EMWD also relies heavily on local groundwater from the San Jacinto Groundwater Basin. Ten percent of EMWD's overall demands are met through groundwater production and another five percent are met through groundwater desalination efforts. EMWD currently operates two groundwater desalination facilities in Menifee, which treats brackish (salty) groundwater through reverse osmosis.

Recycled water makes up about 34 percent of EMWD's overall water supply portfolio. This water is used for irrigation of crops, schools, parks, golf courses, streetscapes and industrial uses. EMWD uses 100 percent of its recycled water for beneficial reuse and is one of the nation's leaders in recycled water.

The district approved a plan in December 2023 to buy paper water rights from the proposed Doheny Desalination Plant which involves swapping rights on paper with the South Coast Water District in Laguna Beach. The desalinated water the district paid for would still get mixed into South Coast’s system, while imported water that would have gone to the South Coast would instead go to the district’s customers.

==EMWD Board of Directors==

EMWD’s five-member board of directors comprise the governing body of EMWD. The EMWD Board of Directors are responsible to the members of the public of their respective division, and to the general public within the EMWD service area, for proper conduct of EMWD affairs.

Directors are elected to four-year terms by the registered voters in five geographic divisions. These divisions are apportioned by population. Terms are staggered to ensure continuity, with public elections held in at least two divisions every two years. Directors must reside within their elected division.
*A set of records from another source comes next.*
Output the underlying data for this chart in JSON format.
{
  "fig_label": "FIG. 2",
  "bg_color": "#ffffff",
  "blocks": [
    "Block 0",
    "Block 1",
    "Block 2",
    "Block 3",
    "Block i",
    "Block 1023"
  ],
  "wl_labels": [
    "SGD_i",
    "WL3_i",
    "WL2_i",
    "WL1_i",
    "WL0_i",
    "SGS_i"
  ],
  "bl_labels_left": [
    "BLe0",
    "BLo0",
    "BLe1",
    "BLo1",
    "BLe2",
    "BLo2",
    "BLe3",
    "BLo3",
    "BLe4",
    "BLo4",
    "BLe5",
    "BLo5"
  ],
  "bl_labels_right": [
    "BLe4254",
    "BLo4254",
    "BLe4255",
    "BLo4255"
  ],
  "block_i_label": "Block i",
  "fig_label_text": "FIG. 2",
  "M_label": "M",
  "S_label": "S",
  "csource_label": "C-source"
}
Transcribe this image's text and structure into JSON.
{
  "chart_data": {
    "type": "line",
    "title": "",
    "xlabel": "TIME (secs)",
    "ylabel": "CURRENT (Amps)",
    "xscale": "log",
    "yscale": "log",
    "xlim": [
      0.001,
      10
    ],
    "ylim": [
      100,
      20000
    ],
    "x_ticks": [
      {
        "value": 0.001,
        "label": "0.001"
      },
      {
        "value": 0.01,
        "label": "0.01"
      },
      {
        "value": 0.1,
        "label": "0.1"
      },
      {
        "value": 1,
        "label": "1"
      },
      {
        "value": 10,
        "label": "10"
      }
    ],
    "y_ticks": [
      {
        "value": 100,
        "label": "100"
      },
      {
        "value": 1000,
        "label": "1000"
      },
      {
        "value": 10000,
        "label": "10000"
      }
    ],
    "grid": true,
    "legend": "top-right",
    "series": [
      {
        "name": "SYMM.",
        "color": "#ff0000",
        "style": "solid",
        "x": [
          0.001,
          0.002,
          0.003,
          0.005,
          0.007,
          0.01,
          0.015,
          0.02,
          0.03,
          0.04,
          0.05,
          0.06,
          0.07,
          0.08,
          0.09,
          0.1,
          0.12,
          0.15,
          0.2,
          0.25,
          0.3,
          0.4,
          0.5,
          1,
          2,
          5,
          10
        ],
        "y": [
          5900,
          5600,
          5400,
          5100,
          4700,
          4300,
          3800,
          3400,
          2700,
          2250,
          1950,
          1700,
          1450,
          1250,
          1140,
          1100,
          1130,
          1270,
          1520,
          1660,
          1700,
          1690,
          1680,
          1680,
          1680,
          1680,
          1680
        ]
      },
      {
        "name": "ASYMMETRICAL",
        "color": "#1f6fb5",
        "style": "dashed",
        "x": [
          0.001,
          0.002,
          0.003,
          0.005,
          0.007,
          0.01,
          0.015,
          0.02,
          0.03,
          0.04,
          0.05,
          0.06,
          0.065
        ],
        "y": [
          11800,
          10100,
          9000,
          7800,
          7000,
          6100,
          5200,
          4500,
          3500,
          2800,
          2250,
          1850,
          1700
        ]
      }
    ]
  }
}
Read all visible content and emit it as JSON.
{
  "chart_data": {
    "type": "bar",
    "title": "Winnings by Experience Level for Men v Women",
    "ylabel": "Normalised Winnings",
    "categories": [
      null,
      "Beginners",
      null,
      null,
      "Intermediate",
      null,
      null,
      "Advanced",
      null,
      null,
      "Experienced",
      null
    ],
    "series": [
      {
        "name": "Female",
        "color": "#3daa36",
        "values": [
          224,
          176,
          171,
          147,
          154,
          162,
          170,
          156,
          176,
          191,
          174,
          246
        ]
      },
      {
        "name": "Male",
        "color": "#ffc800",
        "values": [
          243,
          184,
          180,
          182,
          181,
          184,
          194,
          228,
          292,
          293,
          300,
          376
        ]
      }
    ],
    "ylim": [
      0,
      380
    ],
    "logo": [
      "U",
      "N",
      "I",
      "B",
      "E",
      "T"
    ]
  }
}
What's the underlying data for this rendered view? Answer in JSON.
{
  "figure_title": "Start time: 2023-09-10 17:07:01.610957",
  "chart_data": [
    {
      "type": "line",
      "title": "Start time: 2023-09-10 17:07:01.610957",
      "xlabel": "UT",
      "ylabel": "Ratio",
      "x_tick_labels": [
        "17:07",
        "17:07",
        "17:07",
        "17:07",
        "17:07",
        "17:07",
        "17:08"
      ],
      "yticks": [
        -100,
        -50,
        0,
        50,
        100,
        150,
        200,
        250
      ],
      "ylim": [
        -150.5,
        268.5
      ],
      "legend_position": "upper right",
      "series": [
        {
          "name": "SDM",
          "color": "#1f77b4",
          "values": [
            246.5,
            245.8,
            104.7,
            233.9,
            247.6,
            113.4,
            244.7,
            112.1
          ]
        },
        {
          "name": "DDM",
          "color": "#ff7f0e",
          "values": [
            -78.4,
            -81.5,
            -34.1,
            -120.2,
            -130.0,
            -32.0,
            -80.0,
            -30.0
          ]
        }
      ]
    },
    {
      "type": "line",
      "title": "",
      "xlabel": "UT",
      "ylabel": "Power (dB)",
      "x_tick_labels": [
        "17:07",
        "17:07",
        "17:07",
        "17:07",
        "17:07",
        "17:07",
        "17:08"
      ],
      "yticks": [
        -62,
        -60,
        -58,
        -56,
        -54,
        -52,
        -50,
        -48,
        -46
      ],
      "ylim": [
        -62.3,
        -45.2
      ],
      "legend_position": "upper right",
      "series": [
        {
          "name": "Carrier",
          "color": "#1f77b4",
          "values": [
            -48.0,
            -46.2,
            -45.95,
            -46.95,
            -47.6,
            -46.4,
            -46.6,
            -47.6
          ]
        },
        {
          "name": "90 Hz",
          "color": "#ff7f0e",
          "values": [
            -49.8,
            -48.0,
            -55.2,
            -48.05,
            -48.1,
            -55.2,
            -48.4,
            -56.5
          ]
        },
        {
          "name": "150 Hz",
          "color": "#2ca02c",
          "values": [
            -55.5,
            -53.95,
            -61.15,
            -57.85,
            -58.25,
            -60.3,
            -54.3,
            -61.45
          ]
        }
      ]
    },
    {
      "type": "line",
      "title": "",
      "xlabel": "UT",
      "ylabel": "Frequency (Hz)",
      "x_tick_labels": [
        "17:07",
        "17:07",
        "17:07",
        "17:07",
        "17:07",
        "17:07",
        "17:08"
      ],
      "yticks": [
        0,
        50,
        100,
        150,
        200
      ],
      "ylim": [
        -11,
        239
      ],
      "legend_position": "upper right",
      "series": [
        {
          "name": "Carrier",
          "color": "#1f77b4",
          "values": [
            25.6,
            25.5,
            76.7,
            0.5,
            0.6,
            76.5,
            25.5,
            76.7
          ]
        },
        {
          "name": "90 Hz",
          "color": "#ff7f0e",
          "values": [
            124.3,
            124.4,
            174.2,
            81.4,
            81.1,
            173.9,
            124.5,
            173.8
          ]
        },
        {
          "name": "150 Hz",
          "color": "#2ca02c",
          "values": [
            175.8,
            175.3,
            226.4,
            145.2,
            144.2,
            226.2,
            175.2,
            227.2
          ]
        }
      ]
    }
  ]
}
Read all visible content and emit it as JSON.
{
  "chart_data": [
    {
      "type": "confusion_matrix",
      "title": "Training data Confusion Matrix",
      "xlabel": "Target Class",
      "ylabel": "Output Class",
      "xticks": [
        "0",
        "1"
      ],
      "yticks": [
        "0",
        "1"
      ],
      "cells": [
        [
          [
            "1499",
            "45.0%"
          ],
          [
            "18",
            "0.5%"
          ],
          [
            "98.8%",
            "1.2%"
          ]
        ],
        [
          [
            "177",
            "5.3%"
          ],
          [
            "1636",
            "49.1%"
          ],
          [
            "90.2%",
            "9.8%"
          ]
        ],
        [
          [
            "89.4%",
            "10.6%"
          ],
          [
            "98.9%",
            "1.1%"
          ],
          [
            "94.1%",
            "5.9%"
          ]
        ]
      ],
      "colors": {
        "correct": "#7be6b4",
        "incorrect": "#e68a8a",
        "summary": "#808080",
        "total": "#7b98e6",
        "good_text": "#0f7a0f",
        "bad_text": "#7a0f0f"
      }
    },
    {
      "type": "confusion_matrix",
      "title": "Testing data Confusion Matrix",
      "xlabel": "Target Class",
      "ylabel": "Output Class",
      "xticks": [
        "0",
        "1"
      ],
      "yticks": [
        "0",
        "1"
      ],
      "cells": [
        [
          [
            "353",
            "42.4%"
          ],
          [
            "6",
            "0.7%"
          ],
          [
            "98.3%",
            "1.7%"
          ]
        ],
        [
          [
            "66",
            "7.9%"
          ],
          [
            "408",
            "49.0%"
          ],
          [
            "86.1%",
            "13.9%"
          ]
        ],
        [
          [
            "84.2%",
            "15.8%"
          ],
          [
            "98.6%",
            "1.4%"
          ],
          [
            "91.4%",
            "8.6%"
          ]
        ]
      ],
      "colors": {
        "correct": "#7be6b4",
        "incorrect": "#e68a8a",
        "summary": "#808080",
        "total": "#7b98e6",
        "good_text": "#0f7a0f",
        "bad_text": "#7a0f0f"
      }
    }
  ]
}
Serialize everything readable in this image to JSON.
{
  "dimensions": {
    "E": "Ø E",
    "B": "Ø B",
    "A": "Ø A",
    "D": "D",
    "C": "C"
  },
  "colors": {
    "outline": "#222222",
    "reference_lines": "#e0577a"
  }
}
Terms are staggered to ensure continuity with public elections held in at least two divisions every two years.

The current Board of Directors is made up of Philip E. Paule (District 1); Stephen J. Corona (District 2); Randy A. Record (District 3); Jeff Armstrong (District 4); and David J. Slawson (District 5). Director Record sits on the Board for The Metropolitan Water District of Southern California (MWD).

== Service area==
EMWD's 558-square-mile service area includes all or portions of the cities of Moreno Valley, Hemet, Perris, San Jacinto, Menifee, Perris, Murrieta, Temecula, and Canyon Lake. It also includes the unincorporated communities of Mead Valley, Good Hope, Romoland, Homeland, Winchester, French Valley, Valle Vista, and Diamond Valley. The population within the current 555 sqmi service area is about 870,500.

EMWD provides service to about 159,000 domestic water accounts, 114 agricultural accounts, 263,000 wastewater accounts and 686 recycled water accounts. EMWD is California's sixth-largest retail water agency, serving roughly 34 percent of Riverside County's population.